Luis Valdez changed the vernacular of American theatre, when his character Honest Sancho, said, “simon que yes”. This bilingual combination of pachuco slang, Spanish and English gave voice to a community whose language and experience was as unique and universal as any that had been heard in US theatre history. There had been previous attempts to tell Mexican-American stories on US stages, but none had ever come forth as strongly and authentically. The Chicano experience presented on stage had only mirrored the view of the dominant culture; that is, that it was a foreign experience: an immigrant experience spoken in another language, recited by people with an unclear understanding of what it meant to be an American.

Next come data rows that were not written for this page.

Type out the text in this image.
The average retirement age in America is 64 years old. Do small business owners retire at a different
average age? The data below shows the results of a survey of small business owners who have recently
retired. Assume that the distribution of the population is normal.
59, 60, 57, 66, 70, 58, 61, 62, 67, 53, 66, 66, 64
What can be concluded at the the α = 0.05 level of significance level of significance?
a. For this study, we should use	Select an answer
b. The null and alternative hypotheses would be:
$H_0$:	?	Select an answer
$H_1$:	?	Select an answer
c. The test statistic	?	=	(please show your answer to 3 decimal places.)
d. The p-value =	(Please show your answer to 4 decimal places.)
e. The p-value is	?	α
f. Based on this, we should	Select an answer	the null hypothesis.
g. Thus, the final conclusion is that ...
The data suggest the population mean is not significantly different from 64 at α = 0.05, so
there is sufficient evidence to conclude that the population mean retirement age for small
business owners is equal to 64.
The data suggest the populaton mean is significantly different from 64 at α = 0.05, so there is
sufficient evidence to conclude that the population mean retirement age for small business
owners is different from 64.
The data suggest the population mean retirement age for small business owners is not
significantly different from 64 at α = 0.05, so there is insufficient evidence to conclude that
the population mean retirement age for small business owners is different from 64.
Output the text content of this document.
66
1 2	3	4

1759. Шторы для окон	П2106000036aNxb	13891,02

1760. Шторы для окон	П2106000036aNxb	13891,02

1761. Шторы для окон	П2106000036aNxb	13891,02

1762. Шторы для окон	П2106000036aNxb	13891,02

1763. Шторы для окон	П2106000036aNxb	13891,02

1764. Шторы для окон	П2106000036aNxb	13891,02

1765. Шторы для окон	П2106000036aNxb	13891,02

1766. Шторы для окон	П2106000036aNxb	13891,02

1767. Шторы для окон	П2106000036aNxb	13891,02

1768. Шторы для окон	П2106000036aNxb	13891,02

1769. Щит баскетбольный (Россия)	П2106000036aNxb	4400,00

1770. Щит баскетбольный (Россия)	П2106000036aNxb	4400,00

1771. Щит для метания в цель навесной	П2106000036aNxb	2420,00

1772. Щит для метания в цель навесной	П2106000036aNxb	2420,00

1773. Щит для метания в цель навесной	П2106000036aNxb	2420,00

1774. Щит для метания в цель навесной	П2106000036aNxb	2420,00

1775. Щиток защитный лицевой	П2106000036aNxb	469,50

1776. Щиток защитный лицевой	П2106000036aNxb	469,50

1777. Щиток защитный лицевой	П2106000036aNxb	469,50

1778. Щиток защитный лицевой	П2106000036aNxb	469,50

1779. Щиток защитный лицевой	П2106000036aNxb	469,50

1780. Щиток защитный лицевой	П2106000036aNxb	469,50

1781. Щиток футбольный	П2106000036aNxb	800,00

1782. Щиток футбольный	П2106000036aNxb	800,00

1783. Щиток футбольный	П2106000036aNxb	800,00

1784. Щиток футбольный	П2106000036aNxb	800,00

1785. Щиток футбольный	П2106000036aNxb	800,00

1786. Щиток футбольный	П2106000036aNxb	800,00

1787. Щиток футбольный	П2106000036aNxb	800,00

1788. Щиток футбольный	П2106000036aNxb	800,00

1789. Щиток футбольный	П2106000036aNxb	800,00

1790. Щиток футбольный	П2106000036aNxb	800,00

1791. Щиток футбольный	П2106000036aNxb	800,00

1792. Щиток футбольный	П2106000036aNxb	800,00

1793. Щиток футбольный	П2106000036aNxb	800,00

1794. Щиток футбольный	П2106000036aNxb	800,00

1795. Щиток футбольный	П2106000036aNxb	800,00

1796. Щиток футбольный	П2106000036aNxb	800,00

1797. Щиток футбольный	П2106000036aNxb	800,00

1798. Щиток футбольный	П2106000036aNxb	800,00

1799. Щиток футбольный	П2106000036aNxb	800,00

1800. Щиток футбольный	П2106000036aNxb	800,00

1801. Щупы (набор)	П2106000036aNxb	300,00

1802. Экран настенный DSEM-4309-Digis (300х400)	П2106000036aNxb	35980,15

Luis Valdez gained fame within the dominant culture by becoming the “living newspaper” of Cesar Chavez and the United Farmworkers. He is often portrayed as performing on the back of flatbed trucks, which he did, to a bunch of farm workers at outdoor rallies, which he also did. Most of this form, however central to his work, does not take into account the content. Luis Valdez was speaking to us about identity, and our identity sounded bilingual. We, like many of that Viet Nam era generation, were in search of our identity. While many young whites set off in search of America, Chicanos were jumping up and down in front of them yelling, “here we are” Luis incorporated symbology in his writings and on stage that resonated beyond their image. Whether it was El Corazon (heart) or La Calavera (skeleton) his work stirred in us an ancient dialogue that had been silent for generations of Chicanos living in the United States. Chicano struggle for identity taught us that this dialogue went back and forth between English and Spanish, but it also made references that we understood.
Everywhere the world famous El Teatro Campesino of Luis Valdez performed, seeds were planted, and a generation of “ teatristas” grew attempting to mimic, emulate and copy what El Teatro Campesino was performing on stage. It was as simple and powerful as any theatre that was being created at the time. Luis said, “if the Raza (people) will not come to the theatre, then the theatre must go to the Raza”. And we did, in a wave. We went to picker lines, community centers, jails, and schools – anywhere that people would stay still long enough to listen, we went.
Like anything those in power cannot control or appropriate, Luis Valdez’s work was often marginalized. Critics impressed by the power, authenticity, precision and dynamics of the work, still saw it as developmental. They couldn’t understand our text, so that must mean that there was something wrong with the text. The characters were not familiar to them so there must have been something wrong with the characters. When Luis’ play Zoot Suit opened on Broadway, one critic commented on his exemplary grasp of the English language, which was nothing less than one might expect from a native born Californian. Nonetheless, Luis stands out as a powerful cultural icon, not only for Chicano theatre, of which he was the founding father – the genre did not exist before him – but as a significant influence on American theatre. His contribution to mainstream culture is that through his plays and his films, he made the mainstream culture bilingual, he made it bi-cultural: he has challenged the notion of what it means to be an American. For many of us the mainstream culture changed; it would never be the same, the moment we heard, ” simon que yes”, we knew the doors had been flung wide open and now was the time to find our place.